In a recent study by HR and payroll software provider CIPHR into pay rises in the UK, it was revealed that women were less likely than men to have been awarded a salary increase that was in line with or above the rate of inflation for 2022 (14% compared to 22% respectively).
A greater proportion of women than men also reported getting a lower pay rise. Of the women who had received a pay rise to date, two-fifths (40%) said it was below inflation. Just a third (32%) of the men who received a pay rise said the same.
According to the Office for Budget Responsibility, pay is not expected to keep pace with inflation this year, or next, so these findings suggest that the UK’s gender pay gap may grow – or remain relatively unchanged in the year ahead.
With the deadline for the government’s 2021-22 gender pay gap reporting year looming, there’s not too long to wait to find out whether some of the UK’s biggest employers (those with 250 employees or more) have been helping to reduce the country’s gender pay gap.

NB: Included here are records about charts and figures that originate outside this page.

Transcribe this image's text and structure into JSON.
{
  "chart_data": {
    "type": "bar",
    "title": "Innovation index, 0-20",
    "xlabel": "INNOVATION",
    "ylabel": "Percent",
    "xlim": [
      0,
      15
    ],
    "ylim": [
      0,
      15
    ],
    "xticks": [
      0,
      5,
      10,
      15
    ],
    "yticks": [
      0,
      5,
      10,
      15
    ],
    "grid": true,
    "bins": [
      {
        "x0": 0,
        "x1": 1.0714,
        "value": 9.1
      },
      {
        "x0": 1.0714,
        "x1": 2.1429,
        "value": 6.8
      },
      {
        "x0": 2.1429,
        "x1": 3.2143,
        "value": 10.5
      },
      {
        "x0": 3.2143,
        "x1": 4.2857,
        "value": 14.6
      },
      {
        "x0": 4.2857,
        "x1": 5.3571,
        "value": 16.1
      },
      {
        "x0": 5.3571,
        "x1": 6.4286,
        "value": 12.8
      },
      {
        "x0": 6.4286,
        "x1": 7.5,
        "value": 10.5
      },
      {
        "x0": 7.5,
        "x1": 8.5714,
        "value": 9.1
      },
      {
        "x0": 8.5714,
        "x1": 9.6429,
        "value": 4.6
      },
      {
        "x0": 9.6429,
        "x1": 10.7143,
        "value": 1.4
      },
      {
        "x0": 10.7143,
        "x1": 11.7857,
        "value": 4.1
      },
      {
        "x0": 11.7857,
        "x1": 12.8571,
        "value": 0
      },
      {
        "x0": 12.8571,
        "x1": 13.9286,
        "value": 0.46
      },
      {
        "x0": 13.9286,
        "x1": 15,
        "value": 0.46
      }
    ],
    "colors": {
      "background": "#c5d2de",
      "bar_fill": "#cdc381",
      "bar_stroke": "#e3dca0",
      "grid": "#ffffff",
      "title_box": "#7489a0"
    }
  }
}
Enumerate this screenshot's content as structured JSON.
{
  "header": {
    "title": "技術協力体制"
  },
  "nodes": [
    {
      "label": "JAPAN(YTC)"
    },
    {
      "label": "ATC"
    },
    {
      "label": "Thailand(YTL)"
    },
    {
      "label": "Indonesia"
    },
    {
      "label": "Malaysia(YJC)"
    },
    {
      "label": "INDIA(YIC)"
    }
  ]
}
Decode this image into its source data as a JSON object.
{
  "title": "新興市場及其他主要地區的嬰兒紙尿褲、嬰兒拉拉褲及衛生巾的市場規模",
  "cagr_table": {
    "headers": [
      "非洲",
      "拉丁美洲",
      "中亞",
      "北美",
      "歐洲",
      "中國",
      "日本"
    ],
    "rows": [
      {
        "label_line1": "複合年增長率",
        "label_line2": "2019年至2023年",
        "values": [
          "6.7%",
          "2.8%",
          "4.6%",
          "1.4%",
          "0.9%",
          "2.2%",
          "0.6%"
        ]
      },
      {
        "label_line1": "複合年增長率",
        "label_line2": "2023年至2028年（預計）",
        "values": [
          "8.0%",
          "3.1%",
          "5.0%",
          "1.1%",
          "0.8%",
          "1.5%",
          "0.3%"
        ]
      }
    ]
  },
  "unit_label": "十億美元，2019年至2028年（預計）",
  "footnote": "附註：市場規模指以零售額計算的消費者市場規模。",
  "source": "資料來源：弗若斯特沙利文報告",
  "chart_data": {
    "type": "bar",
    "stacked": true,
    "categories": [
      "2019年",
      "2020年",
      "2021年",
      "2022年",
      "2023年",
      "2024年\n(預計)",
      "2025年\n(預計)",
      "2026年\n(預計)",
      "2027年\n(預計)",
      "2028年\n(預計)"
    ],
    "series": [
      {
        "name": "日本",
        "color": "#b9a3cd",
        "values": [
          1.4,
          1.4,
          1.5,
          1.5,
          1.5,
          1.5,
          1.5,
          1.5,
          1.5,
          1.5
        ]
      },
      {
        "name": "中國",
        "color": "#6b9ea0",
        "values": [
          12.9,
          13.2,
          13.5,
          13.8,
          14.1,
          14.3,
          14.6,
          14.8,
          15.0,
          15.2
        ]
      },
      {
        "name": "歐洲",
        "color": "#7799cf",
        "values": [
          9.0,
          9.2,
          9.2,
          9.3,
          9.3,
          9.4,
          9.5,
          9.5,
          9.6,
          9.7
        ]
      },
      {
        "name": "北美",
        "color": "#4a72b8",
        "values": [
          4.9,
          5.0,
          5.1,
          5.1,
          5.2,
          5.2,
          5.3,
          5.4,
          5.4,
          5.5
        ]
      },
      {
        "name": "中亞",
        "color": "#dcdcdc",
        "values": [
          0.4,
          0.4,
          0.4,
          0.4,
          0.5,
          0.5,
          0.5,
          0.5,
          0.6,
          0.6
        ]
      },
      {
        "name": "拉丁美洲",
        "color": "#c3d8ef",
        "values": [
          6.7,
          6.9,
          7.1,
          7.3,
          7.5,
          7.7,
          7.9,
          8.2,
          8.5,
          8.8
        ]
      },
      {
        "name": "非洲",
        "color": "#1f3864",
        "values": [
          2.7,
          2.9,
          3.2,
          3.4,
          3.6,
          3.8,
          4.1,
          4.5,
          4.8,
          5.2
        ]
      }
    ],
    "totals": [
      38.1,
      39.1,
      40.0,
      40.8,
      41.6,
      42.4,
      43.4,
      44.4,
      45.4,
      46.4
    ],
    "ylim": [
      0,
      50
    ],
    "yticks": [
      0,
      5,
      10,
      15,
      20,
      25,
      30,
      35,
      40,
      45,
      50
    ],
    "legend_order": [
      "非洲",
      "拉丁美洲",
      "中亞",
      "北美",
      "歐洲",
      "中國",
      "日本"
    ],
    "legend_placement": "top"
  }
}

According to the latest figures from the Office for National Statistics (ONS), which are not based on this compulsory reporting, the average median gender pay gap for all employees was 15.4% in 2021. This means that women, on average, earn 85p for every pound earned by a man.
Looking at the data of the 5,062 employers who have published their gender pay gap figures for the 2021-22 reporting year so far (by 3pm on 28 March 2022), over three-quarters (77%) of organisations pay their male employees more than their female employees. Only one in seven (13.4%) pay women more, and only one in 10 organisations (9.6%) reports having no pay gap. The average median hourly pay gap, which these calculations are based on, is 11.9%.
Those figures will change, of course, as the deadline for public-sector organisations to report and publish their gender pay gap figures is 31 March, while for private companies and charities it’s 5 April. Either way, the gender pay gap will be far from zero for most and it’ll be seven more months until the effects of inflation on men’s and women’s average hourly rates of pay will be reported on in detail by the ONS in its annual gender pay gap statistical bulletin.
Pay isn’t the only disparity
Further analysis of CIPHR’s pay rise survey results, based on a poll of 1,001 employees last month, suggests that pay isn’t the only gender disparity at work.
Aside from the significant difference in how men and women perceived their last pay rise (41% of men thought that it was fair, compared to just 32% of women), men also appear to have access to more flexible working options
When asked whether they had been offered a flexible working location by their employer, only a third (34%) of women said yes compared to over two-fifths (42%) of men.
Less than a third (29%) of the women surveyed work mostly from home, while over a third (37%) of men do. Conversely, nearly three-quarters (71%) of women work mostly onsite at their employer’s work premises, compared to around three in five (63%) men. This could be due to an individual’s personal preference, but also that many jobs can’t be done remotely.
According to the findings, women are, at least statistically, less likely than men to be offered any of the following by their employer: a four-day work week (offered to 13% of women and 23% of men); entitlement to set their own hours and working schedule (offered to 21% of women and 29% of men); entitlement to work remotely from abroad on a temporary or permanent basis (offered to 9% of women and 25% of men); and unlimited paid holidays (offered to 7% of women and 16% of men).
The only exception was flexible working hours, which was offered to 48% of men and women equally (although this should be available to all employees to request under flexible working rules).
It is perhaps unsurprising then that so few women – only one in four (25%) – agree with the statement that ‘employees and job seekers are in the driving seat when it comes to negotiating salaries, benefits and flexible working’, despite most (66%) employers thinking that they are.
Younger workers are the most likely to feel in control of their career, with 43% of men and 35% of women aged 18-24 years old agreeing that employees and job seekers are ‘in the driving seat’. As do over a third (35%) of men aged 35-54 years old. More experienced female workers are less inclined to agree, however, as just a quarter (25%) of women aged 35-54 years-old think that they are ‘in the driving seat’.
The least confident group in this regard are male workers aged over-55. Nearly nine in 10 (88%) of them think that it’s their employer who is firmly ‘in the driving seat’ at work.